Made in Arizona: Scottsdale company gives new way to hang your hat

PHOENIX (FOX 10) - How many hats do you have sitting around your house? Do you need a place to display all of them? Arizona-based company HAT-TAC can help you out.

Arizona State University student Domenic Fotino will be thanking his professor for years due to an assignment that turned him into an entrepreneur.

"It was a class project in August of 2017," said Fotino, co-owner and CEO of HAT-TAC. "It was due at midnight. It's about 11:59 p.m. and I'm just searching for something to post. So I walk into my room and see all my hats on thumb tacks on nails."

Looking for someplace better to hang his hat, he came up with HAT-TAC. And someone classmates jumped on board with the idea.

"We started making a curved piece of plastic to keep up that shape of our hat," one student said. "And about six months into the class we finalized a prototype and people were like, 'I would actually buy this thing, you should go to market.'"
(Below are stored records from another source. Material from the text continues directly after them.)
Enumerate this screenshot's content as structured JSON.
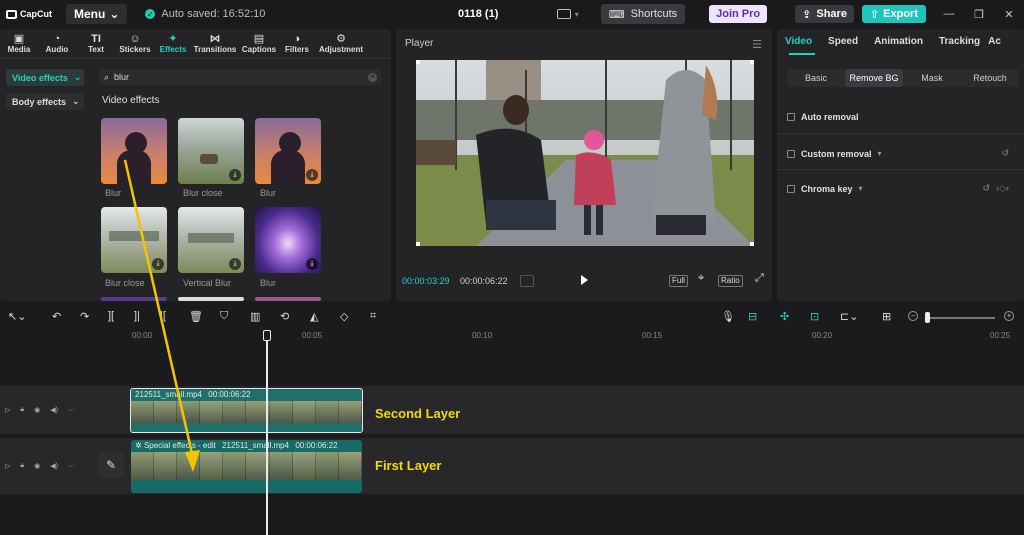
{
  "app": {
    "logo": "CapCut",
    "menu_label": "Menu",
    "autosave": "Auto saved: 16:52:10",
    "project_title": "0118 (1)"
  },
  "topbar": {
    "shortcuts": "Shortcuts",
    "join_pro": "Join Pro",
    "share": "Share",
    "export": "Export"
  },
  "tooltabs": [
    {
      "label": "Media",
      "icon": "▣"
    },
    {
      "label": "Audio",
      "icon": "◔"
    },
    {
      "label": "Text",
      "icon": "TI"
    },
    {
      "label": "Stickers",
      "icon": "☺"
    },
    {
      "label": "Effects",
      "icon": "✦"
    },
    {
      "label": "Transitions",
      "icon": "⋈"
    },
    {
      "label": "Captions",
      "icon": "▤"
    },
    {
      "label": "Filters",
      "icon": "◑"
    },
    {
      "label": "Adjustment",
      "icon": "⚙"
    }
  ],
  "sidebar": {
    "video_effects": "Video effects",
    "body_effects": "Body effects"
  },
  "search": {
    "value": "blur"
  },
  "effects": {
    "section_title": "Video effects",
    "items": [
      {
        "label": "Blur"
      },
      {
        "label": "Blur close"
      },
      {
        "label": "Blur"
      },
      {
        "label": "Blur close"
      },
      {
        "label": "Vertical Blur"
      },
      {
        "label": "Blur"
      }
    ]
  },
  "player": {
    "title": "Player",
    "time_current": "00:00:03:29",
    "time_total": "00:00:06:22",
    "full": "Full",
    "ratio": "Ratio"
  },
  "right_panel": {
    "tabs": [
      "Video",
      "Speed",
      "Animation",
      "Tracking",
      "Ac"
    ],
    "subtabs": [
      "Basic",
      "Remove BG",
      "Mask",
      "Retouch"
    ],
    "auto_removal": "Auto removal",
    "custom_removal": "Custom removal",
    "chroma_key": "Chroma key"
  },
  "timeline": {
    "ruler": [
      "00:00",
      "00:05",
      "00:10",
      "00:15",
      "00:20",
      "00:25"
    ],
    "clip_top": {
      "name": "212511_small.mp4",
      "duration": "00:00:06:22"
    },
    "clip_bottom": {
      "effect": "Special effects - edit",
      "name": "212511_small.mp4",
      "duration": "00:00:06:22"
    },
    "label_second": "Second Layer",
    "label_first": "First Layer"
  }
}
And they did - with some help. They pitched the product to a panel of judges and won $9,500. Then Phoenix-based company Hat Club heard their story.

"They said we're going to support you guys as well," Fotino said. "We're going to put you in 23 stores nationwide."

Today, HAT-TAC sells online and through Amazon, currently shipping to 11 different countries.

Fotino says social media has been a gamechanger. He messaged D-backs star Luis Gonzales about the product and Gonzales was eager to give HAT-TAC a try. He shared it with his followers on Instagram.

"The logo is our product," Fotino said. "So the top of the logo resembles the curve of our product."

They hope to start selling these unique hat hangers to little league teams in the future. So at the end of the season, kids will have a trophy, a jersey, and place to put their hat.

With a clear focus, goals in mind, and the willingness to work hard, the sky is the limit. The guys behind this Arizona-based startup are proof of that.

"This thing is going to make a decent amount of money," Fotino said. "But it's really just going to open the door for us as entrepreneurs to get in with people that will respect us as young business people in the community."